Jeff Clarke (Jeff Hephner) warns Severide that he’s going to be in a lot of pain for months. However, Severide has a very physically demanding job, so how will this decision affect his career?
[Writer] Michael Gilvary was a bone marrow donor and so he’s been through it. It is incredibly painful, but it’s not debilitating. You’re in pain but you can do your job. It’s like a couple of weeks out and then you’re back in. So while it is, as Gilvary described it, one of the hardest things he’s ever done, that’s also so much something Severide would do for someone else.

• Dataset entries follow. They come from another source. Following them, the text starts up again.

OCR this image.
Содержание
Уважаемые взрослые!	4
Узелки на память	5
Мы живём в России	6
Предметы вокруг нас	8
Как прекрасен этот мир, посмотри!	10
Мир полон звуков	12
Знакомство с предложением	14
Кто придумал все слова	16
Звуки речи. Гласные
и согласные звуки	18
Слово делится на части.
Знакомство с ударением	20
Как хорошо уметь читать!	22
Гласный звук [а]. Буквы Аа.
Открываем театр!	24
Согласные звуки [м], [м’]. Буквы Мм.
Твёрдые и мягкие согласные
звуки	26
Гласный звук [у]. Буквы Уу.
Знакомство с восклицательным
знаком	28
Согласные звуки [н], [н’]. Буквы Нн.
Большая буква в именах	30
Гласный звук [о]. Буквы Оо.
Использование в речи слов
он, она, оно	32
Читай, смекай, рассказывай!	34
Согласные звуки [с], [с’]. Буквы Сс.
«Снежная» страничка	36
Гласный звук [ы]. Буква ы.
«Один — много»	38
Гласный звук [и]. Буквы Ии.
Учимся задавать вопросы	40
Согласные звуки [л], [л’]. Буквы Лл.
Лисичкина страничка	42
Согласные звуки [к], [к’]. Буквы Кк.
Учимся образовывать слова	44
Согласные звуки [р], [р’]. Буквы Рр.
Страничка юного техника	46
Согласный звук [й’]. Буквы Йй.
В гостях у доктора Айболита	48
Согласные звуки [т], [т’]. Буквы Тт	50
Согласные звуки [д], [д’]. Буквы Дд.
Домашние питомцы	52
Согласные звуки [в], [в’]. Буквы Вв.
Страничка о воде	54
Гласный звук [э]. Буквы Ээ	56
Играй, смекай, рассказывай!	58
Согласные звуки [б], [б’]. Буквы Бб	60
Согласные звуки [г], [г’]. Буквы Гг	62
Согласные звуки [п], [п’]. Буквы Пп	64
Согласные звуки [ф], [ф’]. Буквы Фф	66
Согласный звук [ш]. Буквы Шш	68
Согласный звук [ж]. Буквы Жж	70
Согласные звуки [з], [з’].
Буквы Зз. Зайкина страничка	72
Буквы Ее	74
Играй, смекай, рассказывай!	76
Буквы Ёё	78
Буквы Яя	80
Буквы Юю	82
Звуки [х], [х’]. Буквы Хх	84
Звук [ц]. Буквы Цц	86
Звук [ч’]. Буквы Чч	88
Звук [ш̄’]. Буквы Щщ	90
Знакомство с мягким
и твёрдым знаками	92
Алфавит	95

The episode opens with him seeming a little lost and restless. What is behind this feeling he has?
In these 100 episodes, we have Severide pretty well-defined as a womanizer and fly-by-the-seat-of-his-pants when it comes to anything emotional. We thought, you know what? Let’s let him have an emotional crisis of, ‘What am I doing here? What’s the point?’ So much of what a firefighter does is: does a rescue, drops somebody off at the hospital and then they never hear from them again. So we wanted Severide to try something or want to do something selfless that has emotional ramifications.
Chicago Fire returns Tuesday, Jan. 3, 2017, at 9 p.m. on NBC.